Zestaw znajduje się w uroczym różowym opakowaniu. Po zdjęciu pokrywy ukazuje nam się ładnie opakowana w logowany papier zawartość, przewiązana dodatkowo wstążeczką. W edycji sierpniowej znalazłam 6 produktów, 3 z nich są pełnowymiarowe, 2 kolejne to duże miniatury, zaś ostatni to cień do powiek w formie wkładu.
Produkty pełnowymiarowe
LIRENE
Żel do mycia twarzy VitaOil, Polska
Żel z podwójnym aktywnym kompleksem - witamina B5 i masło mango - skutecznie oczyszcza twarz i skórę wokół oczu z zanieczyszczeń i makijażu, w tym wodoodpornego. Odświeża, nawilża, pozostawia skórę delikatną i jedwabiście gładką.
DERMAGIQ
Krem do rąk, Holandia
Intensywny krem do rąk z miodem do codziennej pielęgnacji. Przeciwutleniacze zawarte w miodzie koją i regenerują skórę. Dodatki oleju migdałowego i masła shea chronią przed odwodnieniem i łuszczeniem się.
GLOSSIP
Błyszczyk do ust, Włochy
Trwały blask sprawia, że usta są miękkie i atrakcyjne.
Miniatury
Jedwabiste mleczko oczyszczające-peeling do twarzy, Hiszpania
Mleczko-peeling do twarzy delikatnie i skutecznie oczyszcza skórę, przyczynia się do oczyszczania i zwężenia porów, usuwa resztki zanieczyszczeń, zapobiega powstawaniu stanów zapalnych.
Oxygenating Moisturizer Cream, Hiszpania
Unikalny skład z dużą zawartością organicznych składników odżywczych i efektem intensywnego nawilżania, który głęboko odżywia skórę, poprawiając jej elastyczność.
VIPERACienie do powiek Magnetic Play Zone, Polska
Cienie mają miękką, jedwabiście gładką teksturę oraz lekką i delikatną konsystencję. Dzięki Magnetic Play Zone efektywnie podkreślisz oczy, zrobisz je jeszcze piękniejszymi i wyrazistymi.
Pośród kosmetyków znalazłam dwie dobrze mi znane marki i cztery takie, o których nigdy wcześniej nie słyszałam.
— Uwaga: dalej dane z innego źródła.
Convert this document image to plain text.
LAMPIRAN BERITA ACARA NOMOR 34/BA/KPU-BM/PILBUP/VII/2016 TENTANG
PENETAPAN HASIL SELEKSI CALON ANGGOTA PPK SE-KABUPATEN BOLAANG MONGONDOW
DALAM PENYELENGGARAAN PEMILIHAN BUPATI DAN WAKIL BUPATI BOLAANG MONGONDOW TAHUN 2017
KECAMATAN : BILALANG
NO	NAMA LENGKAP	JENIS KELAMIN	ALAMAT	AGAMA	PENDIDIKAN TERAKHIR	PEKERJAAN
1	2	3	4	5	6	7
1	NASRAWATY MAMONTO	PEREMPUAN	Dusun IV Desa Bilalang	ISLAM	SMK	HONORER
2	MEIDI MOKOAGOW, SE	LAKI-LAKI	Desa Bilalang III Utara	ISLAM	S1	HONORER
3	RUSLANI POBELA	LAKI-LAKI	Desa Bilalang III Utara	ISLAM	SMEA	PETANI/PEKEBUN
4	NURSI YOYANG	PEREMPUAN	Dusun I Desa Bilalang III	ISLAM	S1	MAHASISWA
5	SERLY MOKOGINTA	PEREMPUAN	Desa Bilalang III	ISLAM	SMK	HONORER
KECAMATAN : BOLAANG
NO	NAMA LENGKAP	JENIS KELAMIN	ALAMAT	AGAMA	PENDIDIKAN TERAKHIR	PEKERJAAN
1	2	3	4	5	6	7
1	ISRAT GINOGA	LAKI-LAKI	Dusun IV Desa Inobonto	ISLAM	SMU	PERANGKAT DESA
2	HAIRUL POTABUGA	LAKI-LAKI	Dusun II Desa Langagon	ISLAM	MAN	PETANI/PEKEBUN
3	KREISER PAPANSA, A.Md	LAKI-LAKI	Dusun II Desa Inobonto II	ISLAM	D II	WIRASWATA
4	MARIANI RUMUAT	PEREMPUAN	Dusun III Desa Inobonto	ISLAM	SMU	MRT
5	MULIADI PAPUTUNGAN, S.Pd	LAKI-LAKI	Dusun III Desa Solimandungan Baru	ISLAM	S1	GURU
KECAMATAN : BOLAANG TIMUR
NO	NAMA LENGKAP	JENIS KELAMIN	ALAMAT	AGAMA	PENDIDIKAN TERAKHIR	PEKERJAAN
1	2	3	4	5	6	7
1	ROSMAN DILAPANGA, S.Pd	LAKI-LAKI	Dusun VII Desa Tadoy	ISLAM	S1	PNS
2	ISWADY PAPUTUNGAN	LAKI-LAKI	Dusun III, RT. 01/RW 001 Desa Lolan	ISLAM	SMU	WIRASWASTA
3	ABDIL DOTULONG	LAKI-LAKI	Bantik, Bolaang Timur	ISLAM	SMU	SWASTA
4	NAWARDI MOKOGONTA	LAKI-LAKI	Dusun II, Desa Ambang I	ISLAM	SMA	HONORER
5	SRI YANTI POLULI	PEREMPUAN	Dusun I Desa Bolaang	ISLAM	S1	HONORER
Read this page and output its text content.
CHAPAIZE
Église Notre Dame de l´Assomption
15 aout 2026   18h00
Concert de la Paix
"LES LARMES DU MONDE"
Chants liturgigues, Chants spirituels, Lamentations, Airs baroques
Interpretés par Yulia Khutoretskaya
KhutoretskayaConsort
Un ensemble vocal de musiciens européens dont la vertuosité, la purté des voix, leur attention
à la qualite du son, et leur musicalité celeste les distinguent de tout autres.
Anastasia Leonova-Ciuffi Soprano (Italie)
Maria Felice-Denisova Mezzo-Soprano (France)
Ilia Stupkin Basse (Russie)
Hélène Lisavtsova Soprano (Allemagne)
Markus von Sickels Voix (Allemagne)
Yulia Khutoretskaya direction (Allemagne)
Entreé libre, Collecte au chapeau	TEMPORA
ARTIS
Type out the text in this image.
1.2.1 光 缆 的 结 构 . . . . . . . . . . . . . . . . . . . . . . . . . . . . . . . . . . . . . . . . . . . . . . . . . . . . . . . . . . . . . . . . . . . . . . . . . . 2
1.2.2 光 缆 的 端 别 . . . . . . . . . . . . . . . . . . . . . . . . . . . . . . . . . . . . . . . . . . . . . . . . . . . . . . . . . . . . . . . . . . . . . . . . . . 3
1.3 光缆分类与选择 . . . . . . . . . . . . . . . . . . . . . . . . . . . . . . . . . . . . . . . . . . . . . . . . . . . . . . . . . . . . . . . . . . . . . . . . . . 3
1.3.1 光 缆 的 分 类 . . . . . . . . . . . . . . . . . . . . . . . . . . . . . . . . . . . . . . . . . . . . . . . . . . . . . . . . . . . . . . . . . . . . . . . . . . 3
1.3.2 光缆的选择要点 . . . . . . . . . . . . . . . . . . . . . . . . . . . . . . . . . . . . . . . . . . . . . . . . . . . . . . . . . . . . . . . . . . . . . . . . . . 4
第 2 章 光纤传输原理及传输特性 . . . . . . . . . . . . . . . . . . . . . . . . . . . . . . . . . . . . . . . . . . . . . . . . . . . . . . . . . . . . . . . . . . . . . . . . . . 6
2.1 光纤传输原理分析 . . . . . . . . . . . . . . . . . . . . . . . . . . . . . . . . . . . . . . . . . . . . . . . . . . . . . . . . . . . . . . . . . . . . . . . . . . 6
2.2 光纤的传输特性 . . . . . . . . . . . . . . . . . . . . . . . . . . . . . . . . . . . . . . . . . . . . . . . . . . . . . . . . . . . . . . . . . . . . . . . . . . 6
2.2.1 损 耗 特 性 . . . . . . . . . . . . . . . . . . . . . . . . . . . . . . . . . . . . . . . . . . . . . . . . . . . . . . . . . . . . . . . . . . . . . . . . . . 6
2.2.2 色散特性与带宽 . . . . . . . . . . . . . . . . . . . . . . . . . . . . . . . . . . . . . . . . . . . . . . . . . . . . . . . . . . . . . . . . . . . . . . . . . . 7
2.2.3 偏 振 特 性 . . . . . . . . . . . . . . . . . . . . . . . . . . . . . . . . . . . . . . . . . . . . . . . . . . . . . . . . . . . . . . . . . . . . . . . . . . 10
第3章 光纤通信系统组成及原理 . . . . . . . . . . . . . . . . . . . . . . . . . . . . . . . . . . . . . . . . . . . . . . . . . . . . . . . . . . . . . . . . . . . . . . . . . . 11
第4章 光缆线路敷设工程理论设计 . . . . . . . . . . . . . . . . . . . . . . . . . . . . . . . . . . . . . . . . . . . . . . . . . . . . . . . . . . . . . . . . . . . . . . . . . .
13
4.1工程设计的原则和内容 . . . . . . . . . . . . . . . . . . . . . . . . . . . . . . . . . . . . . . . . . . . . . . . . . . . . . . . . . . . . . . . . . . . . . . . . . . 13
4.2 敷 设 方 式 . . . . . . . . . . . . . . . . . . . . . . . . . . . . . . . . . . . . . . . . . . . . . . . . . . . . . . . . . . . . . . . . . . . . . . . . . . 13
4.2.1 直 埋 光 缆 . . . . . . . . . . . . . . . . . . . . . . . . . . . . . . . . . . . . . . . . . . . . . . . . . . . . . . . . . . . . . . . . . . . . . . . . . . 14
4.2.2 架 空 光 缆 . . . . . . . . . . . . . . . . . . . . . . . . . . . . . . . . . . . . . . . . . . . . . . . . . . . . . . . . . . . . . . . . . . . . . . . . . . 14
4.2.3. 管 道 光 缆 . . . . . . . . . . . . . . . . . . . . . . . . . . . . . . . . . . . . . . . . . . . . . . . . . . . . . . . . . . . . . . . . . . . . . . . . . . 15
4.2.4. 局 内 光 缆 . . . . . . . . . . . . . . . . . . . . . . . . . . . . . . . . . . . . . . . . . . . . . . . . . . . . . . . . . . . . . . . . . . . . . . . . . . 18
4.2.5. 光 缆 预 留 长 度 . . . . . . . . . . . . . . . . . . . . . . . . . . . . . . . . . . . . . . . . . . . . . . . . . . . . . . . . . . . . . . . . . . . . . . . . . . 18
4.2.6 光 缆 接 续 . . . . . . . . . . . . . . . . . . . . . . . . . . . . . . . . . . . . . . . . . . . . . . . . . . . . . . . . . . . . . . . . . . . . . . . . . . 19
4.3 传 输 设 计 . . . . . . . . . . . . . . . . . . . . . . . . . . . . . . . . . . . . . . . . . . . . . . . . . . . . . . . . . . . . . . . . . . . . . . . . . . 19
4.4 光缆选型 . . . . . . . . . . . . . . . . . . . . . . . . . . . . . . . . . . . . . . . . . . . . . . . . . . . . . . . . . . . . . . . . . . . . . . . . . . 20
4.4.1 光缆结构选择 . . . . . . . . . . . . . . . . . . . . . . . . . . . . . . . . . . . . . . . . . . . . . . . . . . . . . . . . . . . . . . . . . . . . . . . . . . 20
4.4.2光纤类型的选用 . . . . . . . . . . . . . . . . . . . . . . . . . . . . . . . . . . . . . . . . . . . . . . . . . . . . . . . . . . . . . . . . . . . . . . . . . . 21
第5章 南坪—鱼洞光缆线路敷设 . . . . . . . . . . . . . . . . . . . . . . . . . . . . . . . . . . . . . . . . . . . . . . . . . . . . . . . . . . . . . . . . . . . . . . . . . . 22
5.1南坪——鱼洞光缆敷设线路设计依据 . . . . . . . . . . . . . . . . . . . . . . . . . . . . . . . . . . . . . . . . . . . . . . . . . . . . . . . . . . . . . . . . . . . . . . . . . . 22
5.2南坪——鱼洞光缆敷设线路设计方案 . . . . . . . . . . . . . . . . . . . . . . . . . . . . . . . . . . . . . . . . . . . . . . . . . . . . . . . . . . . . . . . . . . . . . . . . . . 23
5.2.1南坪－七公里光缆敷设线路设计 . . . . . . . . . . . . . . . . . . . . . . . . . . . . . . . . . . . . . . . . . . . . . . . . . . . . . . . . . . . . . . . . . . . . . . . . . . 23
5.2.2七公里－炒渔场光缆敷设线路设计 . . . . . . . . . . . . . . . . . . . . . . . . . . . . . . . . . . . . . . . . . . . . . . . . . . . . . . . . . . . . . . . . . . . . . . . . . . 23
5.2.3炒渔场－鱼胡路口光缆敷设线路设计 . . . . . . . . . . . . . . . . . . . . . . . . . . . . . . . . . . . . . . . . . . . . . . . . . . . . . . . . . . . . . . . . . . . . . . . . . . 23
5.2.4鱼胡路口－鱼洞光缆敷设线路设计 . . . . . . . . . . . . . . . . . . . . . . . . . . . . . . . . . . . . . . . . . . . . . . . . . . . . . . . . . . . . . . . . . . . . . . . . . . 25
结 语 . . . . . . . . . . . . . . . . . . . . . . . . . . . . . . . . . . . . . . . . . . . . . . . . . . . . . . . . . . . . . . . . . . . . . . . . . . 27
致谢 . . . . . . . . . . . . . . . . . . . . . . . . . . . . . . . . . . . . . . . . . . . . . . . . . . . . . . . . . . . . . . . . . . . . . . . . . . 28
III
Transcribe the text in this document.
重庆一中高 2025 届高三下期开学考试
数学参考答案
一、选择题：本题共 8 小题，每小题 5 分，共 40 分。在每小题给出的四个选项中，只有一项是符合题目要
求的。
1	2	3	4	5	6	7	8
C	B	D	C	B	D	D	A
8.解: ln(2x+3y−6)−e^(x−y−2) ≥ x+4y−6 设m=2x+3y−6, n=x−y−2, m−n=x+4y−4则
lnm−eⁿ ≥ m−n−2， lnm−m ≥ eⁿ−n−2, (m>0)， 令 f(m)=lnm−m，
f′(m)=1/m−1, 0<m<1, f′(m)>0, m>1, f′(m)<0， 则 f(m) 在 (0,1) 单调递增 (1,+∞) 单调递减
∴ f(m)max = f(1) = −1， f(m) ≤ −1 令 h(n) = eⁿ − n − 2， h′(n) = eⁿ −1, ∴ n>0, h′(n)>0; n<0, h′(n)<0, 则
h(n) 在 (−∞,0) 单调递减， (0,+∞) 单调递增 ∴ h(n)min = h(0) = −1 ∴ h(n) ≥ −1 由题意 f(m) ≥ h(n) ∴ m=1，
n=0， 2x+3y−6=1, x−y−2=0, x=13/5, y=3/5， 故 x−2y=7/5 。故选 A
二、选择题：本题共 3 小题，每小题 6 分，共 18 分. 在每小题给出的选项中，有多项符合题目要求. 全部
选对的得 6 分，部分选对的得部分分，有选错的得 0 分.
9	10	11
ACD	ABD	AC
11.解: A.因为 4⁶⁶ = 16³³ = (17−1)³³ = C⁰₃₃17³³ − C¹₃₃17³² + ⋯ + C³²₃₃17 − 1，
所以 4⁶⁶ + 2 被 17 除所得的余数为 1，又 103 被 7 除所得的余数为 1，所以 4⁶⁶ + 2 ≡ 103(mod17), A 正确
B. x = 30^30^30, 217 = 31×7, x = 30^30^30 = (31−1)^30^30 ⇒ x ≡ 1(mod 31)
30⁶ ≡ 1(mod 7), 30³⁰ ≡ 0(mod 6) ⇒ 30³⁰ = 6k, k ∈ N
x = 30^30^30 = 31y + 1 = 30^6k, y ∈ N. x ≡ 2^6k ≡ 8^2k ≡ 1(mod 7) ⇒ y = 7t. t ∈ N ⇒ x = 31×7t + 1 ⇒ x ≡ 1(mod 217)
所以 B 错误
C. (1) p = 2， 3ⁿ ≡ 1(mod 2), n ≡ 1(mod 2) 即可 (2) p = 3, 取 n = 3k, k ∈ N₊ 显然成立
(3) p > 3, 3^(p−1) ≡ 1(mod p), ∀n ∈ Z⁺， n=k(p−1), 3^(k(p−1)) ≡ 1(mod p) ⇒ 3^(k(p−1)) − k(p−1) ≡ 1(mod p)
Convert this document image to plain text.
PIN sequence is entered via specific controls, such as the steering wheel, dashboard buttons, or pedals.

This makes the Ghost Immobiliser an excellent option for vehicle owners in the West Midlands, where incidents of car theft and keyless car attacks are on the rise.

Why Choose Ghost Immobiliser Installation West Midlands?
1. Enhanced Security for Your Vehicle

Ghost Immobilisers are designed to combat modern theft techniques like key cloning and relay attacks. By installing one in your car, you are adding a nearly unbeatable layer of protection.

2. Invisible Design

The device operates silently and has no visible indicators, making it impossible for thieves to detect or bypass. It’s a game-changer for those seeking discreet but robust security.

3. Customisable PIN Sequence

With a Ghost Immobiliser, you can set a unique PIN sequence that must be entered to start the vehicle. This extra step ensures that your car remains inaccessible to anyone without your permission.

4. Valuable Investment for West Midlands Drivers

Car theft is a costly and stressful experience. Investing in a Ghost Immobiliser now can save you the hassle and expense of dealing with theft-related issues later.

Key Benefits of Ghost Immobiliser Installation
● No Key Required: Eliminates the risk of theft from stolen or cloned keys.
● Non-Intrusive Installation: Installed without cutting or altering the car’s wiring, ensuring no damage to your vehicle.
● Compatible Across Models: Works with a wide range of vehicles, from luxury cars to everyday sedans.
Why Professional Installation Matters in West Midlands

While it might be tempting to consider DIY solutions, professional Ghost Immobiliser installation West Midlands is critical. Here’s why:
Lirene i Vipera to polskie marki, które kojarzy każda dziewczyna, która choć trochę interesuje się kosmetykami. Żel do mycia twarzy z Lirene trafił do mnie w odpowiednim momencie ponieważ mój obecny preparat za moment sięgnie dna. Cień marki Vipera nie zauroczył mnie, ale to nic, bo pewnie na tego rodzaju srebro znajdę chętną wśród moich koleżanek. :-)
Kosmetyki, które zdecydowanie przykuły moją uwagę to miniatury w białych tubkach. Wyczytałam, że mleczko-peeling marki Kueshi zawiera mielone skorupki orzecha włoskiego, które mają skutecznie oczyszczać skórę z martwych komórek warstwy wierzchniej, zaś krem marki Noabay ma intensywnie nawilżać i odżywiać cerę dzięki zawartości kwasów tłuszczowych, które znajdują się w awokado i oliwie z oliwek. Skuszę się również na wypróbowanie kremu do rąk z dodatkiem miodu (który znajduje się już na drugim miejscu w składzie!) Dermagiq. Nie przypadł mi do gustu błyszczyk z powodu niedopasowanego (choć jesiennego) koloru.
W Liferii spodobało mi się, to, że jak pewnie zauważyłyście, niemal każdy produkt znajdujący się w boxie pochodzi z innego państwa. Jeżeli ta idea pozostanie zachowana, to będziemy mogły poznać nowości, których nie spotkamy na co dzień w drogeriach. Super!
Pudełka Liferia będą pojawiać się co miesiąc. Ich koszt to zawsze 49 zł (wysyłka jest darmowa). Producent deklaruje, że w każdym boxie znajdzie się przynajmniej 5 kosmetyków.
Po szczegóły zapraszam na stronę Liferia: klik!
Fb: klik!
Co sądzicie o Liferii? Ma szansę przebić się przez różnorodne pudełka urodowe dostępne na naszym rodzimym rynku kosmetycznym?
Hm, miałam podjąć współpracę z tą firmą ale coś się stało z kontaktem/moją przesyłką/ whatever :D
OdpowiedzUsuńfajne pudełko
OdpowiedzUsuńInteresujące pudełko : ) pozdrawiam cieplutko
OdpowiedzUsuńTych pudełek jest tyle, że ciężko im będzie się przebić. Zawartość bez szału.
OdpowiedzUsuńMam zamiar obserwować kolejne, zobaczymy czy się rozwiną i w którą pójdą stronę. :-)
Usuńnajbardziej ciekawy wydaje mi się błyszczyk i krem NAOBAY, fajna zawartość
OdpowiedzUsuńMnie na początku najbardziej zaciekawił KUESHI i NAOBAY. :-)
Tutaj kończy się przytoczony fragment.